You are asking about the cross-section between number of questions and time consumption. Often, the issue is not the number of questions but rather the clarity of the questions. If each question is succinct and worded AND organized in a way that is sensible, the questionnaire may actually be completed in a very short amount of time.
A suggestion I would make is that you construct a questionnaire with all the questions you have and give it to someone who is not involved with your startup or has a limited awareness of the hypothesis. This can help you understand the MAXIMUM amount of time it takes (from the eyes of someone with no/limited background of your idea). Not only will this show you questions that were not worded well/clearly but you can now start "trimming" the questions. This is a rinse and repeat exercise.

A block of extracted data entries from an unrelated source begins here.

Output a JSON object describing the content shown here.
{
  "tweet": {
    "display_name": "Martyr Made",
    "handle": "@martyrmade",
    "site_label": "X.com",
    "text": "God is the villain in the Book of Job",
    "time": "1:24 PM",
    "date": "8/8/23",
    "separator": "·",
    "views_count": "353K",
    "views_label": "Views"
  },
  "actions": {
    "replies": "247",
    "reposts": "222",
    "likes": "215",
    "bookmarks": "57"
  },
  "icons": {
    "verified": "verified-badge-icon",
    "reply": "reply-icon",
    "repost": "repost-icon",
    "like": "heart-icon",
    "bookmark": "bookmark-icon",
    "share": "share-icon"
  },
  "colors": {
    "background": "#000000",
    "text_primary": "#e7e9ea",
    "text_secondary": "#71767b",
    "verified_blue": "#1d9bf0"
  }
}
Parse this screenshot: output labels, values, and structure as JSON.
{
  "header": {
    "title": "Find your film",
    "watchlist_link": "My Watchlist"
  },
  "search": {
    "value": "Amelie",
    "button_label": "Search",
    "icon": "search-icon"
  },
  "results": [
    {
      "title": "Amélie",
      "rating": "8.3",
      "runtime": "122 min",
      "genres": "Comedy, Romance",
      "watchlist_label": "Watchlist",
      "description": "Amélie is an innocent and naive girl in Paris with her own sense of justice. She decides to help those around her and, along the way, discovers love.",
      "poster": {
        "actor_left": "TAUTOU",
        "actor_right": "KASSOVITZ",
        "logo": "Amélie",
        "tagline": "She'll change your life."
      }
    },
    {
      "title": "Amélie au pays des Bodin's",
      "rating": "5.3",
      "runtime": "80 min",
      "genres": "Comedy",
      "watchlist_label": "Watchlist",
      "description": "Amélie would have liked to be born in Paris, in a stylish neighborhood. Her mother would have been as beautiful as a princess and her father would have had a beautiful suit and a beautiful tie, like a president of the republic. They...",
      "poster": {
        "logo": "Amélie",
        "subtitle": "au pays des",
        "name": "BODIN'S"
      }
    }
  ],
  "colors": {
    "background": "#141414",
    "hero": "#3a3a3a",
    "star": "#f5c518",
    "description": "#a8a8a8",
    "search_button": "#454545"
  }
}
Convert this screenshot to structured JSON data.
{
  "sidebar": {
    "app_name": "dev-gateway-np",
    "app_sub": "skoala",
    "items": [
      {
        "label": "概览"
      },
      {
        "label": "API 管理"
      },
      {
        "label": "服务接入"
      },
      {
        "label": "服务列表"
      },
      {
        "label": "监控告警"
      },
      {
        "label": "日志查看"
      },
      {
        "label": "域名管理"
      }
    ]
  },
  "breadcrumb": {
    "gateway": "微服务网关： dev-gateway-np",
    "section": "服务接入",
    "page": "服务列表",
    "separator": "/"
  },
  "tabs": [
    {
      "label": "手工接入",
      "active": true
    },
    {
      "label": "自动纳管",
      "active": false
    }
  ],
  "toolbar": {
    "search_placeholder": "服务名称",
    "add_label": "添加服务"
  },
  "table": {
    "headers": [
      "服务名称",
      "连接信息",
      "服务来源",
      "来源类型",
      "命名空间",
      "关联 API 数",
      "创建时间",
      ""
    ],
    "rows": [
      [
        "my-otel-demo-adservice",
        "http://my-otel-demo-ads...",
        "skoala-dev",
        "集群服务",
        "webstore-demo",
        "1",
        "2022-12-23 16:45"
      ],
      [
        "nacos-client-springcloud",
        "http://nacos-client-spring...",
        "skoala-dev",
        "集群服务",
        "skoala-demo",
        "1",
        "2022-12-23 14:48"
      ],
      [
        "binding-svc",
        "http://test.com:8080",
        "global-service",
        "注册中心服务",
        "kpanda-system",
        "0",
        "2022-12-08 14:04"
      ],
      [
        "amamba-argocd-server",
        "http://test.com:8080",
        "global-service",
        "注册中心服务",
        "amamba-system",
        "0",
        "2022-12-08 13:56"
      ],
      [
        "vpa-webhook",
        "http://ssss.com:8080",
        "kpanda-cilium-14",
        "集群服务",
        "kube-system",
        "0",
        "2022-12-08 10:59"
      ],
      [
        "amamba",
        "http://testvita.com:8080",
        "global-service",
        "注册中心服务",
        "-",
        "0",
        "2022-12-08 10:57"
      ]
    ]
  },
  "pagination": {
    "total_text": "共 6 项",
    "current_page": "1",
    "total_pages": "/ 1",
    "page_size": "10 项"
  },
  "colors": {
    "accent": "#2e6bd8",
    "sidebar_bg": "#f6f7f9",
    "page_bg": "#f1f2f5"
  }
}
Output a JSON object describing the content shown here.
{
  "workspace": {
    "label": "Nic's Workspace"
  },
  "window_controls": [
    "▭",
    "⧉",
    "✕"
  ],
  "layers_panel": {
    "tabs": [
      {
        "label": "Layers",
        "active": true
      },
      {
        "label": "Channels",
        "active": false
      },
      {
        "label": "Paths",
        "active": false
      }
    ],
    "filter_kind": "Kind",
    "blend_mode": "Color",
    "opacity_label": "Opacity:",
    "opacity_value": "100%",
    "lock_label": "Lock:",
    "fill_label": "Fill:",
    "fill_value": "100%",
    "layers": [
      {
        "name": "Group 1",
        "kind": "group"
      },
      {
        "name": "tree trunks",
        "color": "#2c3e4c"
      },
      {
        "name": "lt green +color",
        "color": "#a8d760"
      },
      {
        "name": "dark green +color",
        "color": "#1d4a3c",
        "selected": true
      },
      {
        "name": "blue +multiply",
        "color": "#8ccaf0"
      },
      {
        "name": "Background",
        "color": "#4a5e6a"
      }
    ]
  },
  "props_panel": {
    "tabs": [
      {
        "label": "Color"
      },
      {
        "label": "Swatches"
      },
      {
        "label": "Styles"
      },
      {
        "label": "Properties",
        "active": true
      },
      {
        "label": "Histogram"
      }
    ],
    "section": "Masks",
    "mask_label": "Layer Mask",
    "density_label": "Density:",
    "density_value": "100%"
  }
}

If your questionnaire contains a lot of open-ended questions another way to go about this is to interview 1-2 people who are your customers (may have to pull relationship strings with this idea). For the open-ended questions you have in your questionnaire, ask the 1-2 customers to list all possible outcomes. By brainstorming with 1-2 customers you can identify a majority of these outcomes. Then you can make those multiple choice or check boxes minimizing time to completion. But just remember to give your respondents the option to select 'Other' and specify what they are referring to. If you do this, you can still include the text box for them to further explain if they so desire. The con for this particular strategy is that by providing a multiple choice/check boxes type of question, you are leaving the open-ended answer part of the question at the respondent's discretion. This will result in significantly fewer open-ended responses.
"Would it be beneficial to ask a smaller random subset of the total questions to each company? My thoughts being that there may be certain questions that some companies don't want to answer, and by having less questions it will be more quick and painless to answer. As the data set increases, it would still paint an accurate overall picture."
Your idea may work if your intention is not to see the "thought process" but rather just a general idea/cumulative opinion for each question. However, I would advise against this. You lose the integrity of the data by having disparate opinions for each question that cannot be further elucidated with follow-up questions. If you are unsure about companies answering specific questions leave them optional (obviously encouraging them to fill out all of the questions).